Best at. Teams whose application is primarily RAG and who want metrics that target retrieval quality directly.

Shape. Open-source Python package; integrates with most of the above platforms.

Primary docs. docs.ragas.io and github.com/explodinggradients/ragas.

How to pick

A decision tree that fits most teams:

What do you mainly evaluate?
- Prompts (and prompt variants in CI) → Promptfoo first.
- RAG quality → Ragas (sometimes alongside one of the others).
- Production traces of an agent or chat app → Braintrust, LangSmith, Phoenix, or Weave.
- Frontier-model safety/capability evals → Inspect.
Where do you want state to live?
- In your repo and CI → Promptfoo, DeepEval, Inspect.
- In a hosted UI → Braintrust, LangSmith, Phoenix, Weave.
What is already in your stack?
- Already on LangChain → LangSmith is the easiest integration.
- Already on Weights & Biases → Weave is the easiest integration.
- Nothing yet → Promptfoo + Phoenix is a common starter combo (CLI evals + open-source observability).

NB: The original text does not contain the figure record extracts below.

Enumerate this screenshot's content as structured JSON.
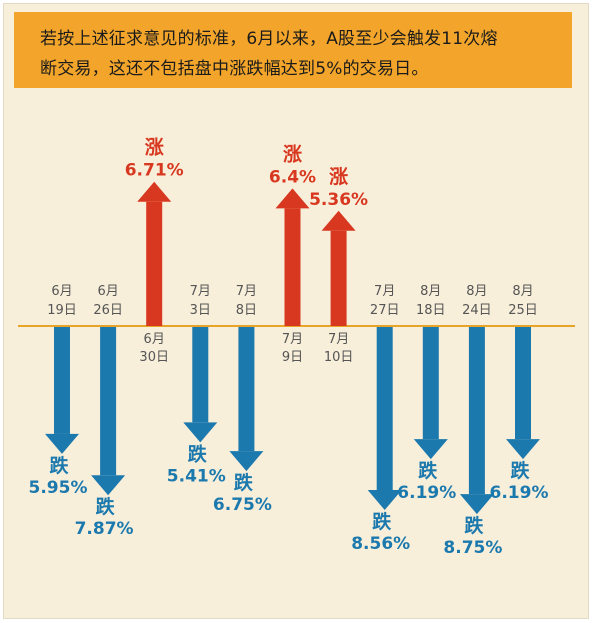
{
  "banner": {
    "line1": "若按上述征求意见的标准，6月以来，A股至少会触发11次熔",
    "line2": "断交易，这还不包括盘中涨跌幅达到5%的交易日。"
  },
  "colors": {
    "background": "#f8efdb",
    "banner": "#f2a52a",
    "axis": "#e8a426",
    "up": "#d8381f",
    "down": "#1c79ae",
    "date_text": "#555555"
  },
  "chart_data": {
    "type": "bar",
    "categories": [
      "6月19日",
      "6月26日",
      "6月30日",
      "7月3日",
      "7月8日",
      "7月9日",
      "7月10日",
      "7月27日",
      "8月18日",
      "8月24日",
      "8月25日"
    ],
    "date_labels": [
      [
        "6月",
        "19日"
      ],
      [
        "6月",
        "26日"
      ],
      [
        "6月",
        "30日"
      ],
      [
        "7月",
        "3日"
      ],
      [
        "7月",
        "8日"
      ],
      [
        "7月",
        "9日"
      ],
      [
        "7月",
        "10日"
      ],
      [
        "7月",
        "27日"
      ],
      [
        "8月",
        "18日"
      ],
      [
        "8月",
        "24日"
      ],
      [
        "8月",
        "25日"
      ]
    ],
    "values": [
      -5.95,
      -7.87,
      6.71,
      -5.41,
      -6.75,
      6.4,
      5.36,
      -8.56,
      -6.19,
      -8.75,
      -6.19
    ],
    "value_labels": [
      "5.95%",
      "7.87%",
      "6.71%",
      "5.41%",
      "6.75%",
      "6.4%",
      "5.36%",
      "8.56%",
      "6.19%",
      "8.75%",
      "6.19%"
    ],
    "direction_labels": {
      "up": "涨",
      "down": "跌"
    },
    "unit": "%"
  }
}
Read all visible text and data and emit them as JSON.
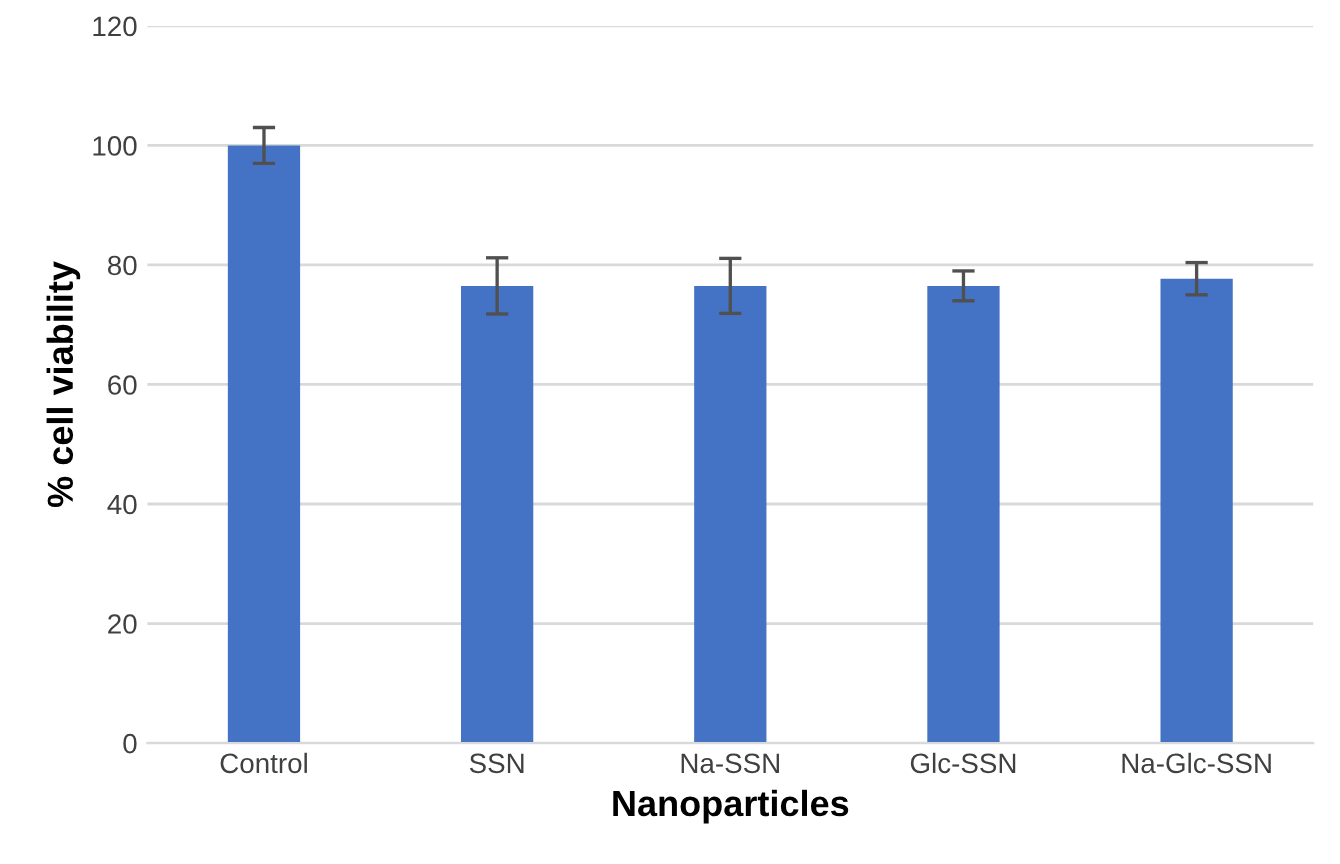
{
  "chart_data": {
    "type": "bar",
    "xlabel": "Nanoparticles",
    "ylabel": "% cell viability",
    "categories": [
      "Control",
      "SSN",
      "Na-SSN",
      "Glc-SSN",
      "Na-Glc-SSN"
    ],
    "values": [
      100,
      76.5,
      76.5,
      76.5,
      77.7
    ],
    "errors": [
      3,
      4.7,
      4.6,
      2.5,
      2.7
    ],
    "color": "#4472c4",
    "ylim": [
      0,
      120
    ],
    "yticks": [
      0,
      20,
      40,
      60,
      80,
      100,
      120
    ],
    "grid": "y",
    "legend": false
  }
}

A reasonable starting setup for most teams: Promptfoo in CI for prompt regression, plus whichever observability tool already has your production traces (or Phoenix if you do not have one yet). Add Ragas if you are doing RAG; add LangSmith or Braintrust later when the hosted UI starts paying for itself.

What you should not do is adopt three tools at once and then never use any of them. Pick the smallest setup that catches regressions on the cases you care about, and grow from there.